Arda Turan będzie mógł wybrać pomiędzy trzema numerami, które zostały wolne w szatni Azulgrany. Są to 7, 16 i 22.
Numer 7, który należał do Pedro Rodrígueza, jest wolny od momentu, kiedy Kanaryjczyk przeniósł się do Londynu, aby grać w Chelsea prowadzonej przez Mourinho.
Numer 16 pozostaje bez właściciela od sezonu 2013/2014, kiedy to Sergio Busquets zamienił go na numer 5 po Puyolu.
Numer 22, który przejął Dani Alves, aby oddać hołd Éricowi Abidalowi, jest także wolny. Brazylijczyk zamienił go na numer 6, aby oddać hołd innemu wielkiemu zawodnikowi Xaviemu Hernándezowi, który przeszedł do Qataru.

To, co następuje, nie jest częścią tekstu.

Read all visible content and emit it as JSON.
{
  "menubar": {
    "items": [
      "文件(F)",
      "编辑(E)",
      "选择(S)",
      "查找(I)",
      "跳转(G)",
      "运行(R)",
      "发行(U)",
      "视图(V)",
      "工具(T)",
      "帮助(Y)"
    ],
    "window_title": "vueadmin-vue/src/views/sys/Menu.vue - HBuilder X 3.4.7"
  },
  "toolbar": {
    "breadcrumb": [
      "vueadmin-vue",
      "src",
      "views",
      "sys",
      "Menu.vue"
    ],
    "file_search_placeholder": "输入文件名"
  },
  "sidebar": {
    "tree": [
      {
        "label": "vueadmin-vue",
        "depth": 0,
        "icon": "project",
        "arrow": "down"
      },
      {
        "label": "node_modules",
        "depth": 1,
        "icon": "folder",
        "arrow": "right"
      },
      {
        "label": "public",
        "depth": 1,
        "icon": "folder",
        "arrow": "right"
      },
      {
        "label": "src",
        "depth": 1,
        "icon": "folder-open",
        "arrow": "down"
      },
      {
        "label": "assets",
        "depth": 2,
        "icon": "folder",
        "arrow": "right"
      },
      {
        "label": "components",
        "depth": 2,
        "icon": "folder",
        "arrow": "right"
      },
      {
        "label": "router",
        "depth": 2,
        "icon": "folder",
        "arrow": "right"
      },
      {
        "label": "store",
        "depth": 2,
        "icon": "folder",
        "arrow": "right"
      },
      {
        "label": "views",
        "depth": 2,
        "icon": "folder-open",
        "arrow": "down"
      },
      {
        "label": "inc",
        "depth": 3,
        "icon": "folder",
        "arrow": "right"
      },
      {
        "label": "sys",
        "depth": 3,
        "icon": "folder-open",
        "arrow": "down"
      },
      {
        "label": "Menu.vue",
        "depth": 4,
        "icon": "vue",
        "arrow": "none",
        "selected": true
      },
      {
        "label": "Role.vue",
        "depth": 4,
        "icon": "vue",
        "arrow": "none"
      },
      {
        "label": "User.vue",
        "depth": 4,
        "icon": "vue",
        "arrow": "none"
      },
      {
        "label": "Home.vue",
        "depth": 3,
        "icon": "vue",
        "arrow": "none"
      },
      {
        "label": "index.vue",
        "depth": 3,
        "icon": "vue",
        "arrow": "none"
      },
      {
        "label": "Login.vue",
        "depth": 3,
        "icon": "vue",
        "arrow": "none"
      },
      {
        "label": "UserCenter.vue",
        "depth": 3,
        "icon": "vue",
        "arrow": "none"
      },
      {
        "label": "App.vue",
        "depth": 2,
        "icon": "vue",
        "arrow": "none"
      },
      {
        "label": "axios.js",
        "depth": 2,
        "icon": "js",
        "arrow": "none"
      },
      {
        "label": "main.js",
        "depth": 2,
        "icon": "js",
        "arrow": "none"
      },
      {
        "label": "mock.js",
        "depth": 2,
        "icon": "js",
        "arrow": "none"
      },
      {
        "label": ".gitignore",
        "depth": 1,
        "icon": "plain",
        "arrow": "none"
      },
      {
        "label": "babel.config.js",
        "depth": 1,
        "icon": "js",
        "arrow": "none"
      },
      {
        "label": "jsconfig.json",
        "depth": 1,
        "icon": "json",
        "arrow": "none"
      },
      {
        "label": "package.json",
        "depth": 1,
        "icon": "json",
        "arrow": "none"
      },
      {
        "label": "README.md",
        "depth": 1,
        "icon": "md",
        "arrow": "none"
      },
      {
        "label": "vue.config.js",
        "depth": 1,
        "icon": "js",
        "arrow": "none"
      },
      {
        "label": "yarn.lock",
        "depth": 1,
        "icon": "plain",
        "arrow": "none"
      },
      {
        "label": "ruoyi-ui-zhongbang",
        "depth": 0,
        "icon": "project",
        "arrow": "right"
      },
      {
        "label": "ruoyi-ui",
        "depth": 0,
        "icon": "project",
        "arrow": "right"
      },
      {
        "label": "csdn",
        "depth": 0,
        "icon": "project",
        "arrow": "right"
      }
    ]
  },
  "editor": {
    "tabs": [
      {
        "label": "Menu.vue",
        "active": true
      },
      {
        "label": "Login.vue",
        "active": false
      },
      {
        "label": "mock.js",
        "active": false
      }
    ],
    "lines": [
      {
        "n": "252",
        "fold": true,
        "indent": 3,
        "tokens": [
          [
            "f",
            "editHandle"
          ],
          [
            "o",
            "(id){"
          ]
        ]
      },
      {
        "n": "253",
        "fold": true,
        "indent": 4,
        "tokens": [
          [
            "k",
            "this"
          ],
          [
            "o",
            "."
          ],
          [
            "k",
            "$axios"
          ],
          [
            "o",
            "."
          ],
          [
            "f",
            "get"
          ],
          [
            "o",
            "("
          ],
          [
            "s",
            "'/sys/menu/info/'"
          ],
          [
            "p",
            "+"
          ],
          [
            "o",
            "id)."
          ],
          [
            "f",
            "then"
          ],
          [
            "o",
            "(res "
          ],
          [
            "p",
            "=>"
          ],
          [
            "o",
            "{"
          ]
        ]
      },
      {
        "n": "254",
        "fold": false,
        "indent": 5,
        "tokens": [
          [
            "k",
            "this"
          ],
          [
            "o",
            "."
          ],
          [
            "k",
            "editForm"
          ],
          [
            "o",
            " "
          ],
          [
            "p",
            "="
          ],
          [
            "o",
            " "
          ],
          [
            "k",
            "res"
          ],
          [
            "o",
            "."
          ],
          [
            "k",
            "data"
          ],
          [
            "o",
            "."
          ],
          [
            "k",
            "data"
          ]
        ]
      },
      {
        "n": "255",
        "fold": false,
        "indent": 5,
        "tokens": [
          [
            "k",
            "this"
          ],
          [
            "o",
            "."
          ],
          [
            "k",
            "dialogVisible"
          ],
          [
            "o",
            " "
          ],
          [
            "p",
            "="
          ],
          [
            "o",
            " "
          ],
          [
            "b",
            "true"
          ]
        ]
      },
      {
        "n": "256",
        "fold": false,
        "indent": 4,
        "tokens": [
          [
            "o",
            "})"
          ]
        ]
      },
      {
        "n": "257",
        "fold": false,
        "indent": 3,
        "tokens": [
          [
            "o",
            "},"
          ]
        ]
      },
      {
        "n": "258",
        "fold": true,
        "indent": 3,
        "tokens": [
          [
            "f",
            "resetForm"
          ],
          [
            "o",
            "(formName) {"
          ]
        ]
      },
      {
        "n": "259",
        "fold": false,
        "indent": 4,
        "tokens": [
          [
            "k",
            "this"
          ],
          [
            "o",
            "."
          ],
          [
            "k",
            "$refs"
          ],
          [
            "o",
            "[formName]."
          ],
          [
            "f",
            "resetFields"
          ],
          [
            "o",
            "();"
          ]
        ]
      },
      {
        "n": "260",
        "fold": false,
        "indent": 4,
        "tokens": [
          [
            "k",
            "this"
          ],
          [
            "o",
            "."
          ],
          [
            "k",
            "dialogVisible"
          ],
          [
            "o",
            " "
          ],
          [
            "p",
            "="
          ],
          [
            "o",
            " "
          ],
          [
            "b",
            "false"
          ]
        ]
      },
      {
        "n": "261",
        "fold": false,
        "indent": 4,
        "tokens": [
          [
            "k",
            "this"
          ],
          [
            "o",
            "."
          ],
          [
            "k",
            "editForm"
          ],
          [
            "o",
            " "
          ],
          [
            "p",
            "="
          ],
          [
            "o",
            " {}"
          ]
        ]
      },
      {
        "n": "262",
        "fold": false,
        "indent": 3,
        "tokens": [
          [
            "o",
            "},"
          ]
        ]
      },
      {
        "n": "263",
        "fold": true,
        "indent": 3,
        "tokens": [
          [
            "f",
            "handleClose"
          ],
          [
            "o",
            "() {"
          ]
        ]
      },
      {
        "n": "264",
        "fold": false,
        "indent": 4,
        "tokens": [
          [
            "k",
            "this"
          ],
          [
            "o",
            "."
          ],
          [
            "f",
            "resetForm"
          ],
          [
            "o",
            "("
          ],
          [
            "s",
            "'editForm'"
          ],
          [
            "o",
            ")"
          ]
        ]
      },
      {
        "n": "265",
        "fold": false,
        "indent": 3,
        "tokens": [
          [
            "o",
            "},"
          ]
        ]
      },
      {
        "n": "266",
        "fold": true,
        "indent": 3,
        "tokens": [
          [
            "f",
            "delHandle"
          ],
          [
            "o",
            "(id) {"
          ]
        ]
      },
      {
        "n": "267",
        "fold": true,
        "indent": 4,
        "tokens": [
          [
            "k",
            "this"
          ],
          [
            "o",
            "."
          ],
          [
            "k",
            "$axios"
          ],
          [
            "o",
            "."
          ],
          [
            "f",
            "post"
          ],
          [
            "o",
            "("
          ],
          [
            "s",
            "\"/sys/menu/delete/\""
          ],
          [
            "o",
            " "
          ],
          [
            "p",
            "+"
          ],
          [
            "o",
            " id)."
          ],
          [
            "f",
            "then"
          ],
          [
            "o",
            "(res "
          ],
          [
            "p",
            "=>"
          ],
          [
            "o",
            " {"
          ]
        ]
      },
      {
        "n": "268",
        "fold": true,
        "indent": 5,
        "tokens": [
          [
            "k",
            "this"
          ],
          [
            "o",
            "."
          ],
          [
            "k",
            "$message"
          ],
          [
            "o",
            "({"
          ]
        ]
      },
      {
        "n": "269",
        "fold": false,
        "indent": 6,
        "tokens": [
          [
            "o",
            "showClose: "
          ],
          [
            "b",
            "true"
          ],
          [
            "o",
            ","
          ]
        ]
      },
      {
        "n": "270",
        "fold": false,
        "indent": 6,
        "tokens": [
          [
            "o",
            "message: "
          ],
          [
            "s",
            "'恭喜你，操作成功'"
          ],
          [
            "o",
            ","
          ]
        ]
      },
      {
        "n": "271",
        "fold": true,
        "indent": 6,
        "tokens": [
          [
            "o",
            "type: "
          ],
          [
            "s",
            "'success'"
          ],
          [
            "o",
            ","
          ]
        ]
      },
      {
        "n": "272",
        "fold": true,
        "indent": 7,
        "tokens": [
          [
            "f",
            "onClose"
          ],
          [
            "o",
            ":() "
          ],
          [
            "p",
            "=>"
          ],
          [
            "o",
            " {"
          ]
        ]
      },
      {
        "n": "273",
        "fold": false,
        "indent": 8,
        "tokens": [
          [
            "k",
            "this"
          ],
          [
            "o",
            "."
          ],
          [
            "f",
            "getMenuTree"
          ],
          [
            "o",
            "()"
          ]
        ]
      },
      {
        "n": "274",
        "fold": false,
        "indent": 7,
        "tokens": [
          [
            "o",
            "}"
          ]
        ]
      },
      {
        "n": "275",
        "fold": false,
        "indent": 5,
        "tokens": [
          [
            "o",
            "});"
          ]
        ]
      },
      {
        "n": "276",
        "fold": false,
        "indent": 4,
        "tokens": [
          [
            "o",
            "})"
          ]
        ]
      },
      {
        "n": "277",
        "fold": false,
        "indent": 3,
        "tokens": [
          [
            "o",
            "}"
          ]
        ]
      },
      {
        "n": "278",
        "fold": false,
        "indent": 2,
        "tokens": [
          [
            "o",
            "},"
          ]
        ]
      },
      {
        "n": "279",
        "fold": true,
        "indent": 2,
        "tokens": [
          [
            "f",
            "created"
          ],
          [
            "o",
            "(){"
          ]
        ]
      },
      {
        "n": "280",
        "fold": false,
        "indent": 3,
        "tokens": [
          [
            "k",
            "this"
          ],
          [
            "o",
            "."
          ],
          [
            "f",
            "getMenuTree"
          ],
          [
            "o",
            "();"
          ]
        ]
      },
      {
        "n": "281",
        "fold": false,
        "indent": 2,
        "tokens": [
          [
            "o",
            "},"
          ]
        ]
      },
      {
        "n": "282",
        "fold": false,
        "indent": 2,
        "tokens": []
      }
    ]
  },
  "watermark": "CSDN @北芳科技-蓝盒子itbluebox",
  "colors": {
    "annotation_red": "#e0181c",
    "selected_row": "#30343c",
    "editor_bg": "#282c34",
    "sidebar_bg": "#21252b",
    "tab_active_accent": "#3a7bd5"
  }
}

Przypomnijmy, że w Atlético Madryt Arda Turan grał z numer 10, jednak w Barcelonie jest to bezdyskusyjnie własność Messiego. Nawet Neymarowi, który gra z tym numerem w reprezentacji, a w przeszłości i w Santosie, nie przyszło do głowy, aby o to prosić. Sam Turek powiedział, że nie ma żadnych preferencji i wybierze spośród tego, co jest wolne.